Montecatini. Lavoratori termali, firmato l’accordo

26/07/2004


        DOMENICA, 25 LUGLIO 2004
            Pagina 1 – Montecatini

            Lavoratori termali, firmato l’accordo
            Chiusa la vertenza, il sindacato: «Ma sul fronte locale sarà battaglia»
            Cosa cambia a livello di flessibilità, formazione e classificazione

            MONTECATINI. Dopo 12 mesi di trattative si è conclusa la vertenza per il rinnovo del contratto collettivo nazionale di lavoro per i dipendenti delle aziende termali. Venerdì è stata sottoscritta l’ipotesi di accordo che sarà sottoposta alla consultazione dei lavoratori nelle prossime settimane. Novità sulle flessibilità/precarietà introdotte dalle recenti norme legislative in materia di mercato del lavoro (part-time, orario di lavoro, nuove e diverse forme contrattuali).

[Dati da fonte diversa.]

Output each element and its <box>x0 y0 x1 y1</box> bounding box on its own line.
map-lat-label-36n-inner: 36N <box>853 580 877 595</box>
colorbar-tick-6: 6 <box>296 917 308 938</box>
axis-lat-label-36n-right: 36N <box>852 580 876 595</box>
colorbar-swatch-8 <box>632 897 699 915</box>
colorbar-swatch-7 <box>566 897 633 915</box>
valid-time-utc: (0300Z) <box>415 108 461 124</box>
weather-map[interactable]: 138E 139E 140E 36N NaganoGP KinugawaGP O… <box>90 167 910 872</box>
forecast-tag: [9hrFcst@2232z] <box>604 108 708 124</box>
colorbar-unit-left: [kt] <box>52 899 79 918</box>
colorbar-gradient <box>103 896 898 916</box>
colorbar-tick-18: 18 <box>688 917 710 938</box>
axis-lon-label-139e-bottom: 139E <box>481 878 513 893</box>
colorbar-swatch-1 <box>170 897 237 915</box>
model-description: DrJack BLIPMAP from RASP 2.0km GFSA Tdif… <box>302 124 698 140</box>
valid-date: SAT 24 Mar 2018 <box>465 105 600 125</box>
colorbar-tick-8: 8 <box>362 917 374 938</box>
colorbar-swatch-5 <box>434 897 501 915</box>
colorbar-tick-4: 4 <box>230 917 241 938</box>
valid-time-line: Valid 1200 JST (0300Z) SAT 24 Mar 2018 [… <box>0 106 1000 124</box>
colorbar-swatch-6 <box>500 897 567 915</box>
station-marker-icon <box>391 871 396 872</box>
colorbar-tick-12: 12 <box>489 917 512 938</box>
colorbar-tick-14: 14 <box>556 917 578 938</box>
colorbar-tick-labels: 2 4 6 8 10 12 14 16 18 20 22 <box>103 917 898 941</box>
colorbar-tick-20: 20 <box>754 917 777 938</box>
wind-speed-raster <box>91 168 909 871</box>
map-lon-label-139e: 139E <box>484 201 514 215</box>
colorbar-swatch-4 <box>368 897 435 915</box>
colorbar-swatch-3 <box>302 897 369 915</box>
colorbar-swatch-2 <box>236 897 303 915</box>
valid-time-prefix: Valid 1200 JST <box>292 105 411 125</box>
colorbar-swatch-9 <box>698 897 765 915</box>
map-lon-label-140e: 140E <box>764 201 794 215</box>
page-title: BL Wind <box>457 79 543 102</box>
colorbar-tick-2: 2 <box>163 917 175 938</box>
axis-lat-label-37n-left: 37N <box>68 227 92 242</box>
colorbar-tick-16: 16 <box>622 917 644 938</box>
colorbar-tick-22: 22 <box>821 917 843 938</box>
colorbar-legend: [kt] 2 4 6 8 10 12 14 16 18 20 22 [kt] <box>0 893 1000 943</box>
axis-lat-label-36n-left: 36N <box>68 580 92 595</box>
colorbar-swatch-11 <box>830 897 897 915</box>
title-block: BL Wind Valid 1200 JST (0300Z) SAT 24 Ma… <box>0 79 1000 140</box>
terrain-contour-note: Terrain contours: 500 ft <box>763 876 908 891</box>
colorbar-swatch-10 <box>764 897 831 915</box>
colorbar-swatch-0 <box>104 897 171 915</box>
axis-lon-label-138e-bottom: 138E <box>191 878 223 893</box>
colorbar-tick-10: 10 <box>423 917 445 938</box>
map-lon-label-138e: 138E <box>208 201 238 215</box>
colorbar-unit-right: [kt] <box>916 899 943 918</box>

            È stata invece confermata la volontà delle parti di dare applicazione ai patti contrattuali (quindi niente lavoro interinale/somministrazione) fino a che non interverranno nuove intese tra le parti in materia. Quindi, ad esempio, riconfermata la volontarietà del lavoro supplementare nel part-time e l’impossibilità di variare la distribuzione dell’orario di lavoro senza il consenso del lavoratore).


             
            Classificazione. Quanto alla classificazione del personale, sono state inserite nel contratto figure professionali che non trovavano un loro riconoscimento specifico come estetiste, operatori termali, capi stabilimento, massofisioterapisti, informatori scientifici ed è stata inoltre istituita una commissione che entro il mese di marzo 2005 elabori proposte per una nuova classificazione del personale anche alla luce delle evoluzioni normative e del settore.

             
            Formazione. Sul fronte della formazione professionale è stato assunto l’impegno di realizzare programmi di formazione continua facendo riferimento al Fondo paritetico interprofessionale nazionale per la formazione continua (Fondimpresa), al quale le aziende termali si impegnano ad aderire e contribuire.

             Per la formazione continua prevista dalle norme che regolano l’educazione continua in medicina (ECM), è stato concordato che le aziende concederanno ai lavoratori permessi retribuiti per la frequenza dei corsi e rimborseranno, anche attraverso anticipazioni, quote del relativo costo.


             
            Assistenza. È stata infine affermata la volontà di addivenire alla istituzione di un sistema di assistenza sanitaria integrativa e tal fine, viene costituita una commissione paritetica che esamini tale tematica.

             «Filcams-Fisascat-Uiltucs esprimono soddisfazione per una trattativa difficile, ma il cui esito ha consentito di arginare il fronte della precarietà e di dare soddisfazione alle istanze dei lavoratori – si legge in una nota -. La medesima soddisfazione purtroppo non possiamo esprimere a livello locale perché ancora i problemi non solo non sono stati risolti ma nemmeno ascoltati dalla società Le terme di Montecatini. Ci auguriamo che la positiva conclusione della vertenza nazionale faciliti la riapertura del dialogo a Montecatini, altrimenti i lavoratori sono pronti ad intraprendere ulteriori iniziative di lotta».